Madame, et le signe de vos mâtures

sur cette mer où je me noie

Les messages de vos cheveux

le coup de fusil de vos lèvres

cet orage qui m’enlève

dans le sillage de vos yeux.

Cette ombre enfin, sur le rivage

où la vie fait trêve, et le vent,

et l’horrible piétinement

de la foule sur mon passage.

Quand je lève les yeux vers vous

on dirait que le monde tremble,

et les feux de l’amour ressemblent

aux caresses de votre époux.

 

L'Ombilic des limbes, 1925

 

28  ​​ ​​​​ Хосе Ортега-и-Гассет:

 

Выражение прекрасного не должно переходить границы улыбки или грусти. А еще лучше - не доходить до этих границ.

 

Бомарше изрек, что «пить, не испытывая жажды, и любить беспрестанно – только это и отличает человека от животного».

 

Обычно, говоря об «избранном меньшинстве», передергивают смысл этого выражения, притворно забывая, что избранные - не те, кто кичливо ставит себя выше, но те, кто требует от себя больше, даже если требование к себе непосильно. И, конечно, радикальнее всего делить человечество на два класса: на тех, кто требует от себя многого и сам на себя взваливает тяготы и обязательства, и на тех, кто не требует ничего и для кого жить - это плыть по течению, оставаясь таким, какой ни на есть, и не силясь перерасти себя.

 

Массы наспех научили пользоваться современными аппаратами и инструментами, но не дали им понятия о великих исторических задачах и обязанностях; их приучили гордиться мощью современной техники, но им ничего не говорили о духе.

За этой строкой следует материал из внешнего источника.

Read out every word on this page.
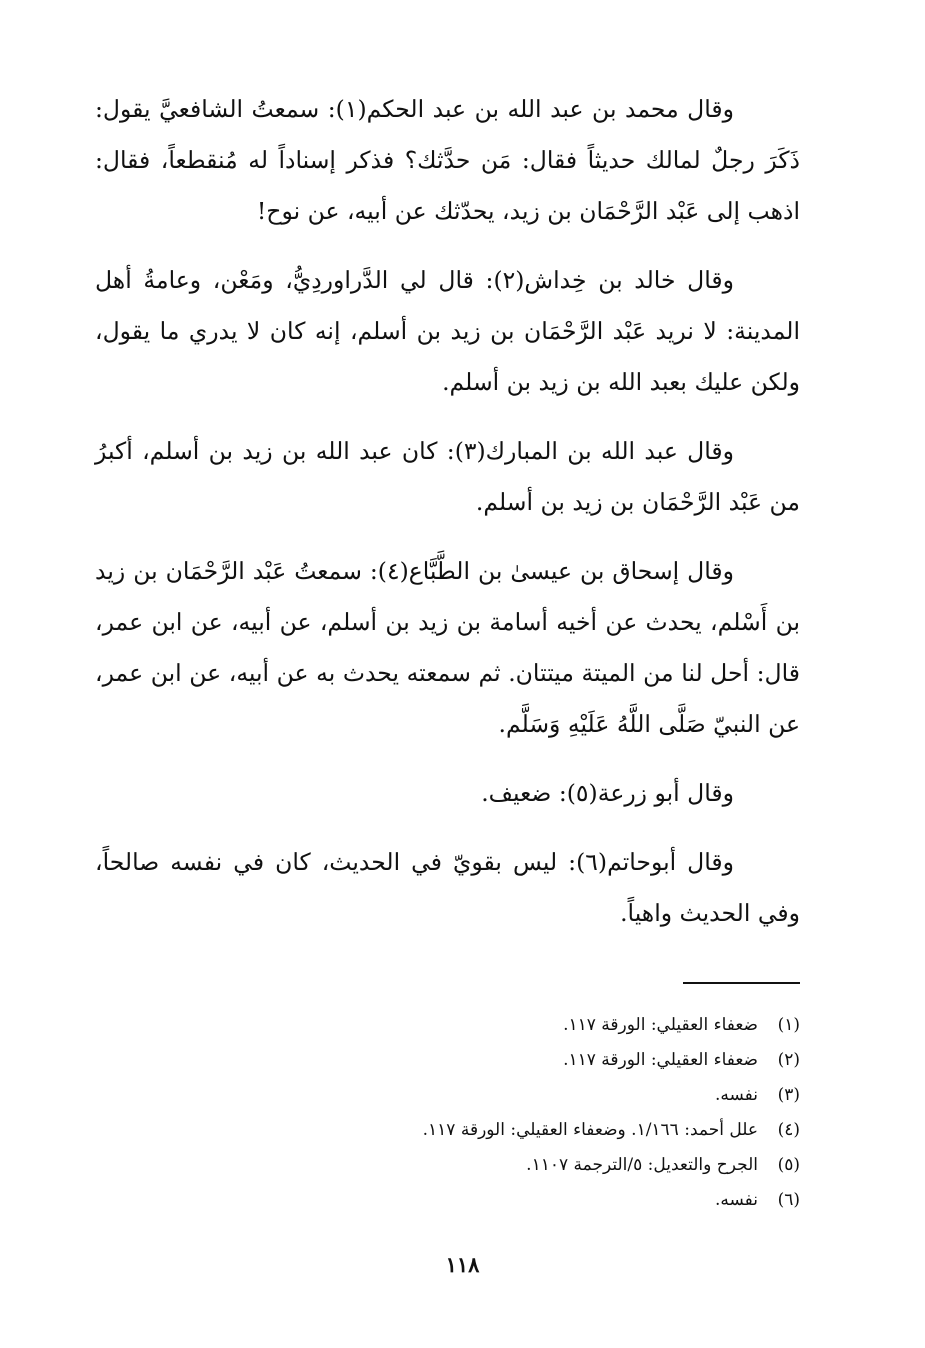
وقال محمد بن عبد الله بن عبد الحكم(١): سمعتُ الشافعيَّ يقول: ذَكَرَ رجلٌ لمالك حديثاً فقال: مَن حدَّثك؟ فذكر إسناداً له مُنقطعاً، فقال: اذهب إلى عَبْد الرَّحْمَان بن زيد، يحدّثك عن أبيه، عن نوح!

وقال خالد بن خِداش(٢): قال لي الدَّراوردِيُّ، ومَعْن، وعامةُ أهل المدينة: لا نريد عَبْد الرَّحْمَان بن زيد بن أسلم، إنه كان لا يدري ما يقول، ولكن عليك بعبد الله بن زيد بن أسلم.

وقال عبد الله بن المبارك(٣): كان عبد الله بن زيد بن أسلم، أكبرُ من عَبْد الرَّحْمَان بن زيد بن أسلم.

وقال إسحاق بن عيسىٰ بن الطَّبَّاع(٤): سمعتُ عَبْد الرَّحْمَان بن زيد بن أَسْلم، يحدث عن أخيه أسامة بن زيد بن أسلم، عن أبيه، عن ابن عمر، قال: أحل لنا من الميتة ميتتان. ثم سمعته يحدث به عن أبيه، عن ابن عمر، عن النبيّ صَلَّى اللَّهُ عَلَيْهِ وَسَلَّم.

وقال أبو زرعة(٥): ضعيف.

وقال أبوحاتم(٦): ليس بقويّ في الحديث، كان في نفسه صالحاً، وفي الحديث واهياً.

(١)ضعفاء العقيلي: الورقة ١١٧.
(٢)ضعفاء العقيلي: الورقة ١١٧.
(٣)نفسه.
(٤)علل أحمد: ١/١٦٦. وضعفاء العقيلي: الورقة ١١٧.
(٥)الجرح والتعديل: ٥/الترجمة ١١٠٧.
(٦)نفسه.
١١٨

Поэтому о духе массы не имеют и понятия. Новые поколения берут в свои руки господство над миром так, как если бы мир был первобытным раем без следов прошлого, без унаследованных сложных традиционных проблем.

 

31  ​​ ​​​​ GEORGES BATAILLE (1897-1962)

 

Je rêvais de toucher la tristesse du monde

 

Je rêve de toucher la tristesse du monde

au bord désenchanté d'un étrange marais

je rêvais d'une eau lourde où je retrouverais

les chemins égarés de ta bouche profonde

j'ai senti dans mes mains un animal immonde

échappé à la nuit d'une affreuse forêt

et je vis que c'était le mal dont tu mourais

que j'appelle en riant la tristesse du monde

une lumière folle un éclat de tonnerre

un rire libérant ta longue nudité

une immense splendeur enfin m'illuminèrent

et je vis ta douleur comme une charité

rayonnant dans la nuit la longue forme claire

et le cri de tombeau de ton infinite

 

Я-то встречаю и этот Новый год в полном раздрае.